800 years ago, richard the lionheart, king of england, led the third great crusade to reclaim the holy land from the turks.

(bkz: robin hood prince of thieves)

o dönemde richard'ın kudüs'e hiç varamadığını, robin hood'un kurgu bir karakter olduğunu vs. geçiyorum. eyyubilerin yönetiminde olan kudüs'ün türklerle uzaktan yakından alakası yoktu. türklerle ilişkilendirmelerinin selahaddin eyyubi'nin türk olduğu iddalarıyla da ilgisi yok. bizzat algı yönetme amaçlı yazılmış bir cümle. hatta izlediyseniz bu giriş sahnesinde türkleri de arap olarak resmetmiş, onları el kol kesen caniler olarak betimlemişlerdir.

indiana jones and the last crusade gibi bir çok filmde türkler ya düşman ajanı, ya kötüleri destekleyen asker ya da hile hurda peşinde tipler olarak resmedilir. eğer hikaye türkiye'de geçiyorsa daha da çirkinleşirler. bu türk düşmanı oryantalist yavşaklar yüzünden yıllarca pazarda tavukların uçuştuğu sahneler çekildi. koca istanbul, sadece mısır çarşısından ibaretmiş gibi bir hindistan imajı çizdiler. bir de meşhur sarı filtre var ki ulan bari jackie chan filminde kullanmayın dedirtir insana. mesela daha bu sene yayınlanan the day of the jackal'da bile ankara yine boktan bir renk filtresi ve köy gibi resmedildi.

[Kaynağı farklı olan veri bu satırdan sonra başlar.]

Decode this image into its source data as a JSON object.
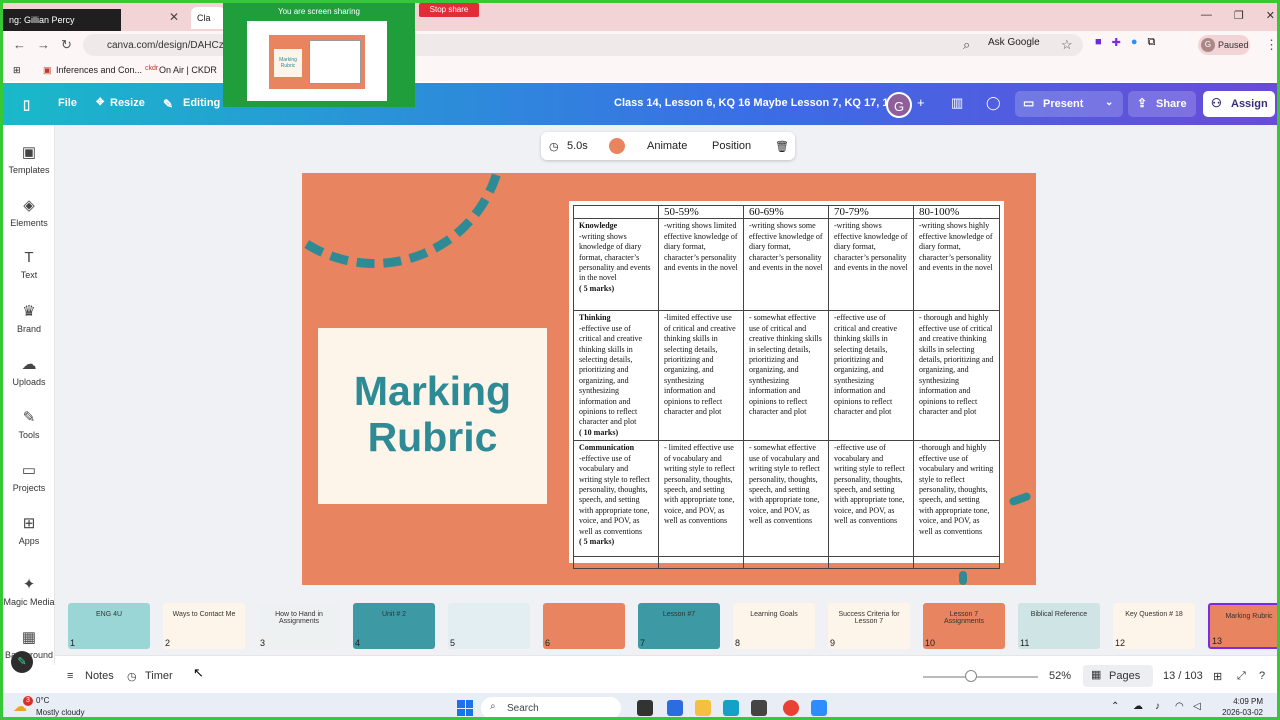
{
  "browser": {
    "tab_sharing": "ng: Gillian Percy",
    "tab_canva": "Cla",
    "url": "canva.com/design/DAHCznc",
    "ask_google": "Ask Google",
    "profile_status": "Paused",
    "profile_initial": "G",
    "bookmarks": [
      "Inferences and Con...",
      "On Air | CKDR"
    ]
  },
  "screen_share": {
    "banner": "You are screen sharing",
    "stop_label": "Stop share",
    "thumb_title": "Marking Rubric"
  },
  "header": {
    "file": "File",
    "resize": "Resize",
    "editing": "Editing",
    "doc_title": "Class 14, Lesson 6, KQ 16 Maybe Lesson 7, KQ 17, 18",
    "avatar": "G",
    "present": "Present",
    "share": "Share",
    "assign": "Assign"
  },
  "sidebar": [
    {
      "label": "Templates",
      "icon": "templates-icon",
      "glyph": "▣"
    },
    {
      "label": "Elements",
      "icon": "elements-icon",
      "glyph": "◈"
    },
    {
      "label": "Text",
      "icon": "text-icon",
      "glyph": "T"
    },
    {
      "label": "Brand",
      "icon": "brand-icon",
      "glyph": "♛"
    },
    {
      "label": "Uploads",
      "icon": "uploads-icon",
      "glyph": "☁"
    },
    {
      "label": "Tools",
      "icon": "tools-icon",
      "glyph": "✎"
    },
    {
      "label": "Projects",
      "icon": "projects-icon",
      "glyph": "▭"
    },
    {
      "label": "Apps",
      "icon": "apps-icon",
      "glyph": "⊞"
    },
    {
      "label": "Magic Media",
      "icon": "magic-media-icon",
      "glyph": "✦"
    },
    {
      "label": "Background",
      "icon": "background-icon",
      "glyph": "▦"
    }
  ],
  "element_toolbar": {
    "duration": "5.0s",
    "animate": "Animate",
    "position": "Position",
    "color": "#e8845f"
  },
  "slide": {
    "title": "Marking\nRubric",
    "bg_color": "#e8845f",
    "accent_color": "#2e8b96",
    "rubric": {
      "headers": [
        "",
        "50-59%",
        "60-69%",
        "70-79%",
        "80-100%"
      ],
      "rows": [
        {
          "criterion": "Knowledge",
          "description": "-writing shows knowledge of diary format, character’s personality and events in the novel",
          "marks": "( 5 marks)",
          "levels": [
            "-writing shows limited effective knowledge of diary format, character’s personality and events in the novel",
            "-writing shows some effective knowledge of diary format, character’s personality and events in the novel",
            "-writing shows effective knowledge of diary format, character’s personality and events in the novel",
            "-writing shows highly effective knowledge of diary format, character’s personality and events in the novel"
          ]
        },
        {
          "criterion": "Thinking",
          "description": "-effective use of critical and creative thinking skills in selecting details, prioritizing and organizing, and synthesizing information and opinions to reflect character and plot",
          "marks": "( 10 marks)",
          "levels": [
            "-limited effective use of critical and creative thinking skills in selecting details, prioritizing and organizing, and synthesizing information and opinions to reflect character and plot",
            "- somewhat effective use of critical and creative thinking skills in selecting details, prioritizing and organizing, and synthesizing information and opinions to reflect character and plot",
            "-effective use of critical and creative thinking skills in selecting details, prioritizing and organizing, and synthesizing information and opinions to reflect character and plot",
            "- thorough and highly effective use of critical and creative thinking skills in selecting details, prioritizing and organizing, and synthesizing information and opinions to reflect character and plot"
          ]
        },
        {
          "criterion": "Communication",
          "description": "-effective use of vocabulary and writing style to reflect personality, thoughts, speech, and setting with appropriate tone, voice, and POV, as well as conventions",
          "marks": "( 5 marks)",
          "levels": [
            "- limited effective use of vocabulary and writing style to reflect personality, thoughts, speech, and setting with appropriate tone, voice, and POV, as well as conventions",
            "- somewhat effective use of vocabulary and writing style to reflect personality, thoughts, speech, and setting with appropriate tone, voice, and POV, as well as conventions",
            "-effective use of vocabulary and writing style to reflect personality, thoughts, speech, and setting with appropriate tone, voice, and POV, as well as conventions",
            "-thorough and highly effective use of vocabulary and writing style to reflect personality, thoughts, speech, and setting with appropriate tone, voice, and POV, as well as conventions"
          ]
        }
      ]
    }
  },
  "filmstrip": [
    {
      "num": "1",
      "title": "ENG 4U",
      "bg": "#9ad6d6"
    },
    {
      "num": "2",
      "title": "Ways to Contact Me",
      "bg": "#fdf4ea"
    },
    {
      "num": "3",
      "title": "How to Hand in Assignments",
      "bg": "#eef1f1"
    },
    {
      "num": "4",
      "title": "Unit # 2",
      "bg": "#3d9aa5"
    },
    {
      "num": "5",
      "title": "",
      "bg": "#e3eef2"
    },
    {
      "num": "6",
      "title": "",
      "bg": "#e8845f"
    },
    {
      "num": "7",
      "title": "Lesson #7",
      "bg": "#3d9aa5"
    },
    {
      "num": "8",
      "title": "Learning Goals",
      "bg": "#fdf4ea"
    },
    {
      "num": "9",
      "title": "Success Criteria for Lesson 7",
      "bg": "#fdf4ea"
    },
    {
      "num": "10",
      "title": "Lesson 7 Assignments",
      "bg": "#e8845f"
    },
    {
      "num": "11",
      "title": "Biblical Reference",
      "bg": "#cfe4e4"
    },
    {
      "num": "12",
      "title": "Key Question # 18",
      "bg": "#fdf4ea"
    },
    {
      "num": "13",
      "title": "Marking Rubric",
      "bg": "#e8845f"
    }
  ],
  "bottom_bar": {
    "notes": "Notes",
    "timer": "Timer",
    "zoom": "52%",
    "pages": "Pages",
    "page_count": "13 / 103"
  },
  "taskbar": {
    "temp": "0°C",
    "weather": "Mostly cloudy",
    "search": "Search",
    "time": "4:09 PM",
    "date": "2026-03-02",
    "weather_badge": "3"
  }
}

her ne kadar severek izlesem de her iki bölümde bir türklere atıf yapan slow horses gibi onlarca yapım var. bunlara bir de ermeni lobisinin ciddiye bile alınmayacak saçmalıktaki fantezilerini saçtıkları düşük bütçeli yapımları ekleyin. anlayacağınız bu sadece devletlerin çıkarlarıyla açıklanabilecek bir düşmanlık değil. bunlar hep dış güçlerin oyunları demiyorum ama bbc'de yayınlanan ve neandertaller hakkındaki bir yapımda dahi türk boklandığını gördüm bu sene. sizce bunlar bilinçsizce yapılıyor olabilir mi?

orta çağ kiliselerindeki duvar resimlerinde türkler iblis olarak çizilirken bugün batı sineması aynı şeyi dijital kameralarla yapıyor. evet, belki türk figürü artık iblis değil ama hala yabancı, hala tehdit olarak görülüyor avrupalı tarafından. kısacası hem bilinçli hem de bilinçaltına işlemiş bir türk düşmanlığı var avrupanın.